On Wednesday, January 12, 2022, EFI Principal Melanie Kenderdine participated as a panelist in a webinar, “Critical Minerals: America’s Achilles’ Heel?” hosted by OurEnergyPolicy as part of its Energy Leaders Events Series. Kenderdine and fellow experts in energy technologies discussed the importance of metals and minerals for energy systems, what their mining means for the energy transition, and solutions for securing their supply chains.
Discussion Lead Sharon Burke, Founder and President of Ecospherics, began the conversation by introducing the challenges surrounding the United States’ reliance on imported minerals, which are crucial components of clean energy technologies, including solar panels, wind turbines, and lithium-ion batteries. To this, Kenderdine said, “When you look at a map of the world and our import dependence, there are actually 14 of these critical minerals that we are 100% import dependent on.” Kenderdine went on to add that currently 80% of our rare earth imports come from China, and as we transition to a clean energy future, rare earths become particularly important. She said this means we must be cognizant of the geostrategic implications of where those metals and minerals are located.
When asked about the importance of these materials for the energy transition and energy technologies, Kenderdine emphasized the need for more accessible information. “When you look at the data that are collected by both the IEA [International Energy Agency] and EIA [the U.S. Energy Information Administration], they are still pretty oil centric. They should start routinely collecting information on what we are talking about here today,” she said.
The panelists discussed supply chain security and how it is deeply fragmented and not as simple as understanding massive commodities. “We tend to think of energy security in fuels,” Kenderdine explained. However, she said in the case of critical minerals, energy security is more reliant on capital costs and technology life spans: “How long does a grid-scale battery last?…The life span of these technologies defines the draw on the metals and minerals.” She further emphasized the need for an accurate perception of those technology life spans.
Panelists also discussed President Biden’s new critical minerals strategy: diversifying supply, developing substitutes, and improving reuse and recycling. Kenderdine advised that recycling and reuse should be prioritized first because finding alternatives for metals and minerals in energy technologies will take considerable time and infrastructure. Burke added that minerals have a recycling potential that differs from traditional fuels. “When you burn oil, it is expended, but when you use nickel in a battery it is not,” Burke said.

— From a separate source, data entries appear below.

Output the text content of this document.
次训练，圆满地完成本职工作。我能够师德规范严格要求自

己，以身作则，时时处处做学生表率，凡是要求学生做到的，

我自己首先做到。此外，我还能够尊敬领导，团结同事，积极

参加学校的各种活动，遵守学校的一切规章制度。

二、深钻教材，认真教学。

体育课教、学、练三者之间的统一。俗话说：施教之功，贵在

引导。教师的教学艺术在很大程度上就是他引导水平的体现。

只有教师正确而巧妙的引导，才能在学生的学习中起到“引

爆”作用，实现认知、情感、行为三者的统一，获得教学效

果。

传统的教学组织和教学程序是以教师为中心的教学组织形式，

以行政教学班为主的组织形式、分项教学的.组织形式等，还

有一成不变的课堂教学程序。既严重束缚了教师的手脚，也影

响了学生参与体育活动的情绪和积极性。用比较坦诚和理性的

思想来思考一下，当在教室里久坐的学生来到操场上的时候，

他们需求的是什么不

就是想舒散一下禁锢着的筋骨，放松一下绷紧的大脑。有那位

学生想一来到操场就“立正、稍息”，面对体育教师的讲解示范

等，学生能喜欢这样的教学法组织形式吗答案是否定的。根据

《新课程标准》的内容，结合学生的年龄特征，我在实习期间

Looking to the future, Kenderdine mentioned that we might start seeing a ripple effect from the European Union’s (EU’s) Carbon Border Adjustment Mechanism (CBAM), which will be fully operational by 2026. The CBAM will put a carbon price on imports, helping to account for emissions in supply chains and ensuring that EU emissions reductions contribute to global emissions reductions rather than pushing carbon-intensive production to other countries. “Emissions from the supply chain and emissions from global shipping are included in no country’s NDC [nationally determined contribution],” Kenderdine said. “[They are] only about 3% of total global emissions, but with all these countries moving to net zero, things like 3% become very important.” Kenderdine urged.
The other two panelists participating in the webinar were Morgan Brazilian (Director, Payne Institute, Colorado School of Mines) and Aaron Thiele (Legislative Assistant, Energy and Natural Resources, Office of Senator Lisa Murkowski).